Spyro Korsanos, chief executive of digital ad specialist Mediasyndicator, warns that marketers must also remember that consumers have distinct mindsets – they either want to shop or are in a frame of mind for content consumption. ‘The probability of consumers wanting to purchase products straightaway while watching shoppable ads is questionable, so, emphasis needs to be placed on branding and encouraging user engagement in an ad context. This ensures that these types of ads make a long-standing impact after initial exposure, by being relevant to the consumer at every stage of their buying cycle’, he adds.
This is not to say that there are not substantial success stories already. Fashion brand Jaeger enabled consumers to ‘shop the catwalk’ with fully shoppable videos. Jaeger claims these had a click-through rate of 13% and drove a 300% increase in basket size.
Could this translate to an FMCG brand? ‘The excitement for a consumer spending Â£1.50 on an FMCG product isn’t the same as the high-ticket items at Burberry or Jaeger,’ admits Chowney. However, she points to the role of coupons or incentives as an engagement driver.
The age of convenience
As consumers demand products faster and more efficiently, enabling them to shop in their own environments is key. Clare Cryer, managing director of Integer London, the promotional, retail and shopper marketing arm of TBWA\UK, says that, as it develops, shoppable content will become far more intuitive. ‘Amazon has become a top five retailer because of convenience and the fact it is trusted,’she says.
Cryer believes that in the long term, brands’ bricks-and-mortar stores could, in effect, become ‘dark stores’ existing only to fulfil online orders. ‘Currently only 6% of Tesco’s sales come from Tesco.com, but that is increasing 20% year on year, which is why it is so focused on it,’ she adds. In short, business models are changing irrevocably.
The long game
The phenomenal growth of mobile is beginning to make its mark on retail purchase patterns. Just as McDonald’s enjoys its infamous ‘fourth meal opportunity’ (when post-pub consumers pile in for some additional calories), online retailers are reporting shopping spikes at unusual hours. Armed with their smartphones, consumers are no longer at the mercy of shops’ opening hours.

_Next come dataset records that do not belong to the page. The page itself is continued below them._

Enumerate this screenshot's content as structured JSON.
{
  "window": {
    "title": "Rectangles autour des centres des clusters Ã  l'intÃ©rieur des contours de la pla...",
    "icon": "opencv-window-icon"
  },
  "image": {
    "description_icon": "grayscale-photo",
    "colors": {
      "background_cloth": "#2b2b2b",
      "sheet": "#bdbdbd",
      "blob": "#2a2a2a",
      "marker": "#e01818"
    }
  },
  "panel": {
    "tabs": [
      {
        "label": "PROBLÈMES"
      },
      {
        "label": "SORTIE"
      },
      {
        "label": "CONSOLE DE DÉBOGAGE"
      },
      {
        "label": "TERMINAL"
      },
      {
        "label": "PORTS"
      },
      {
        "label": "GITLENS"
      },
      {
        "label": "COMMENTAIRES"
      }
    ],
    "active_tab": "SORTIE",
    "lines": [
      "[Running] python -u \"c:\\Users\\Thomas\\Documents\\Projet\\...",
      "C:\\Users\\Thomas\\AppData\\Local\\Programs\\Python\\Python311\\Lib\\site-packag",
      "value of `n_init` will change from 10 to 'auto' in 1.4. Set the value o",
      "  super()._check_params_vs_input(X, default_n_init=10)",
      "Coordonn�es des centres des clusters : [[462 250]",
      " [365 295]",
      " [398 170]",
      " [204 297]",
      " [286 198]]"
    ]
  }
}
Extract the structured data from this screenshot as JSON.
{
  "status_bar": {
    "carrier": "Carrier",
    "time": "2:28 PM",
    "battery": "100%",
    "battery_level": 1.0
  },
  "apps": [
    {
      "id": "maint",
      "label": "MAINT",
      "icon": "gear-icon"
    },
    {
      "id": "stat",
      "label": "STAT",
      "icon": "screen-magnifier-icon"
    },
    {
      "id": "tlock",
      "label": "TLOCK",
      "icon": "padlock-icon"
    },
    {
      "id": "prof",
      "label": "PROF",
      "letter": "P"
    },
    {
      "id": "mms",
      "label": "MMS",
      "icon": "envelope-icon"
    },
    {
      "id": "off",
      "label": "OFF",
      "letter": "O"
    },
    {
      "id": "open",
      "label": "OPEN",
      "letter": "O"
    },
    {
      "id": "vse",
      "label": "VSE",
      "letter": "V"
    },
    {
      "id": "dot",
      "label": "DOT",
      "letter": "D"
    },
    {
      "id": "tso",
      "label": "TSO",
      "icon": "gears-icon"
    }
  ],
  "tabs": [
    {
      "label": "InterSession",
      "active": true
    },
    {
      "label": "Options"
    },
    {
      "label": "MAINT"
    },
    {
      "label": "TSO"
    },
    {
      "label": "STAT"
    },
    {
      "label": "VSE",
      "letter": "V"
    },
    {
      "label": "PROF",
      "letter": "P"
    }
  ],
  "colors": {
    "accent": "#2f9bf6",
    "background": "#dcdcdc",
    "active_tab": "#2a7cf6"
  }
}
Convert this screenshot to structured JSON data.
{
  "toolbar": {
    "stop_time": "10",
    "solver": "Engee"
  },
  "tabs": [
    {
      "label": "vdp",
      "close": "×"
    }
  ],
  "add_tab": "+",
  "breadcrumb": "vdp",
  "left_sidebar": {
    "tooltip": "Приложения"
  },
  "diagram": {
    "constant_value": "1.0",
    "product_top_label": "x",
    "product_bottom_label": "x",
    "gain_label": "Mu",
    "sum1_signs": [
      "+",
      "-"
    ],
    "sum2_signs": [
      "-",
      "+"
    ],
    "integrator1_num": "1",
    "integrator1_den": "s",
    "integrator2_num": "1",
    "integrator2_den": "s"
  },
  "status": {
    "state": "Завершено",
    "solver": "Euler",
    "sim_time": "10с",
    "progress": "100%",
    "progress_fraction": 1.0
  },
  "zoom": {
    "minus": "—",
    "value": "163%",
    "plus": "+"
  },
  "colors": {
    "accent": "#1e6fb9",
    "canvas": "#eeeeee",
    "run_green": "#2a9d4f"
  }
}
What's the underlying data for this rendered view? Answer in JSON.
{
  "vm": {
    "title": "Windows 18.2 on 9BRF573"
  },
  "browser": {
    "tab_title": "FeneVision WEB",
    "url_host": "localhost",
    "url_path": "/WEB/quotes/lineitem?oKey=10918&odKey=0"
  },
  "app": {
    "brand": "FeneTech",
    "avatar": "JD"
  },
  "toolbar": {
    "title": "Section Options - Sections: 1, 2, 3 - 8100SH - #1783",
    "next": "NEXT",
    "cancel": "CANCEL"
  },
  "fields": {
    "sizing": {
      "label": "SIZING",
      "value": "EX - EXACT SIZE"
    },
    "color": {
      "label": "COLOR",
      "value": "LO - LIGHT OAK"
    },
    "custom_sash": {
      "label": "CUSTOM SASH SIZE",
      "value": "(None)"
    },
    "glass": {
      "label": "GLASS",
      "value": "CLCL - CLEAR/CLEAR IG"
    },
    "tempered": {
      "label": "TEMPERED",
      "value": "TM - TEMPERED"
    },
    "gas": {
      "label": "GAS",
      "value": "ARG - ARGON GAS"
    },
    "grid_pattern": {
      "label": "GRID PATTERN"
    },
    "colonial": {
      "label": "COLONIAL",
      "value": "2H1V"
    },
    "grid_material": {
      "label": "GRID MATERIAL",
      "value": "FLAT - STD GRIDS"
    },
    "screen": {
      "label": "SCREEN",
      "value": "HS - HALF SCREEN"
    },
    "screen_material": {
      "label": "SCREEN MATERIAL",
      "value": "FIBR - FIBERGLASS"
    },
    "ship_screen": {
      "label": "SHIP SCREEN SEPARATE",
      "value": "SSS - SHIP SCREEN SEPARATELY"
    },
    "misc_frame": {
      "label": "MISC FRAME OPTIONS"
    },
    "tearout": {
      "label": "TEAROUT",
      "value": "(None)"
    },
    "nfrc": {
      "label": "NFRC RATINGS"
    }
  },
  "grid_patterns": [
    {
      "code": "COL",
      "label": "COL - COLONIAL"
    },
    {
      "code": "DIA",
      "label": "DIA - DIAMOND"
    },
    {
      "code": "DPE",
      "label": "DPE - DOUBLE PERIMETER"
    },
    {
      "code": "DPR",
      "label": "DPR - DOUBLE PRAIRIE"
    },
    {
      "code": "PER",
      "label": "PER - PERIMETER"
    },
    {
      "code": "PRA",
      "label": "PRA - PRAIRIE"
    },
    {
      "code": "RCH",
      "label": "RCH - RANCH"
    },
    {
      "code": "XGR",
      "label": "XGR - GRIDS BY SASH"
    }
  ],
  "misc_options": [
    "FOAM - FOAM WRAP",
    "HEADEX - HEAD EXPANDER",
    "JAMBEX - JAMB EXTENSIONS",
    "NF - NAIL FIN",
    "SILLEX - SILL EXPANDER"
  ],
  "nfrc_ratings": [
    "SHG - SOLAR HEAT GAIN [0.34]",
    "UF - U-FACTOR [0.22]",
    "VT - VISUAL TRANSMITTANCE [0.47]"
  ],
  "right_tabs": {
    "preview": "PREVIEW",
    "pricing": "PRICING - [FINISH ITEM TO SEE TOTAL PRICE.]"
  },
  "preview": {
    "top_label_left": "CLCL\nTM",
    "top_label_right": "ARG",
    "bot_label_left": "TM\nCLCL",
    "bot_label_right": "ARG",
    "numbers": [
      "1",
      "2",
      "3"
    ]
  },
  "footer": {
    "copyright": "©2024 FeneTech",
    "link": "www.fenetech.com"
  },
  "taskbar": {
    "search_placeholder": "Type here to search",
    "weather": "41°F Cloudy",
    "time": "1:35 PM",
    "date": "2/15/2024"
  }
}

Does the notion of shopping within content, whether music videos, online content or TV, fulfil a natural human desire, or even fit within existing consumer behaviour, though? The growth of ‘second screening’, where more people use their mobiles and tablets to shop for what they see on screen, suggests there is consumer demand.
‘If 10 years ago you saw that brands were investing millions in social messaging, you might have questioned whether that level of sharing via social networks was natural behaviour,’ explains Chowney. ‘There is so much focus on content marketing by brands it is inevitable that shoppable content will continue to be a focus, but it will be at least five years before it becomes a natural consumer behaviour,’ she adds.”